What is most remarkable is that the early naturalists wrote with real feeling for the birds they killed. They described the aesthetic delight in watching form and colour, of listening to song—and then they shot the bird. This was not unusual at all, nor was it considered contradictory.
There seem to be two kinds of people: those who kill, and those who don't. Or maybe I should say those who find killing fun, and those who try to avoid it. If you are of the second set, the aesthetic and even romantic writings of the early naturalists might well leave you cold. Biologists like to say that ontogeny recapitulates philogeny, which means that the story of an individual retraces the paths the species has come in its evolution. I am not sure whether hunters see themselves evolving into poets, though poets might wish they would.
I have watched birds, and listened to birds, for forty-six years. At least, my present-day Birds of a Lifetime—my "life list"—has a first page written September 10, 1960. I was fourteen then. A lot of what I learned followed the culture of Henry Hudson and a number of others who killed birds and marvelled at their beauty and passed along the most wonderful insights and scientific understanding of these creatures I love.
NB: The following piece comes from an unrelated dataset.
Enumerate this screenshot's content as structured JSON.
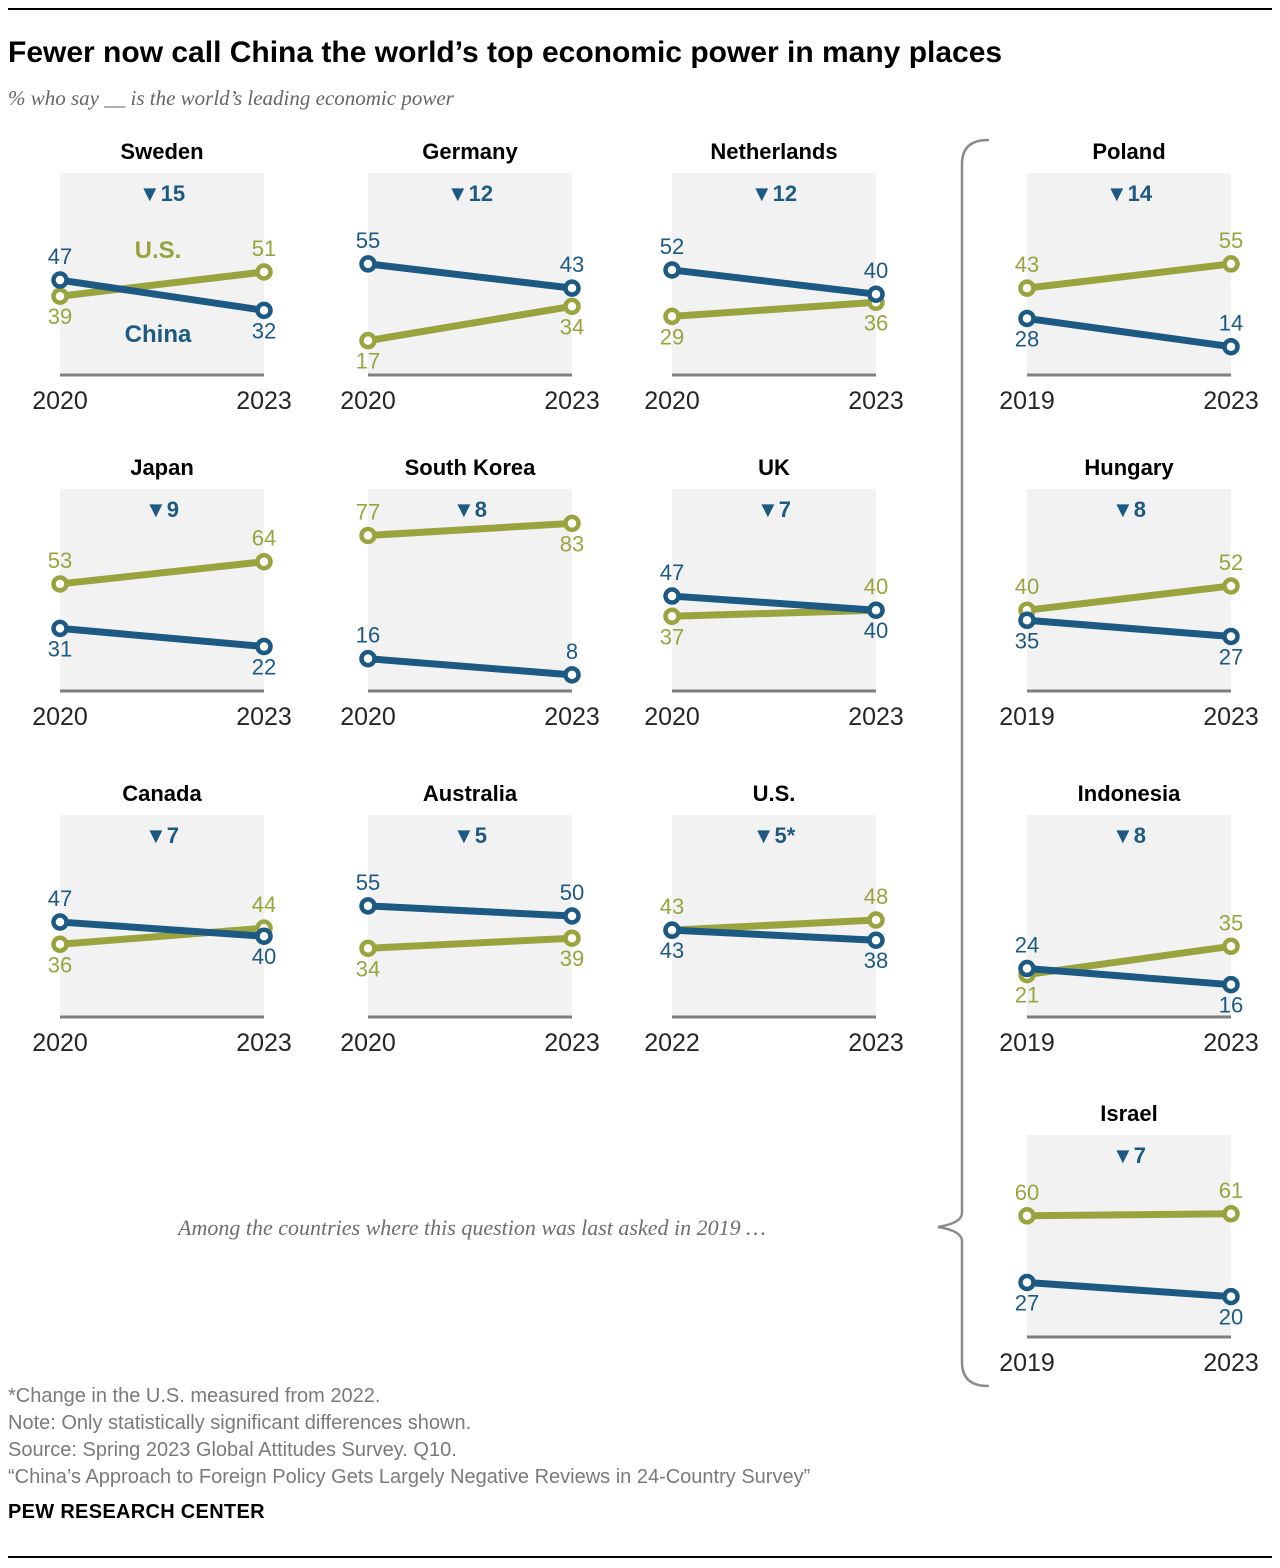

I would much prefer, if I were given the choice, that I were ignorant of many truths about birds, than that I should have learned these truths because these creatures were shot. The thing has its yin and yang. I prefer gentlessness myself.
I think Henry Hudson would agree. That is the odd part. It all depends where we began, and how we were shaped, and what was the example. So, if you read his books, or if you read any of these naturalists' books, you may want to contemplate that.
The exception might be Alexander F. Skutch, who came along in 1904, and died a hundred years later. I think I might see about beginning a thread about his works, which are also about birds and occasionally romance; and which are also about the spirit and the mind. There has always been a connection between writers and people who study life forms. Many biologists are well-read and many are good writers.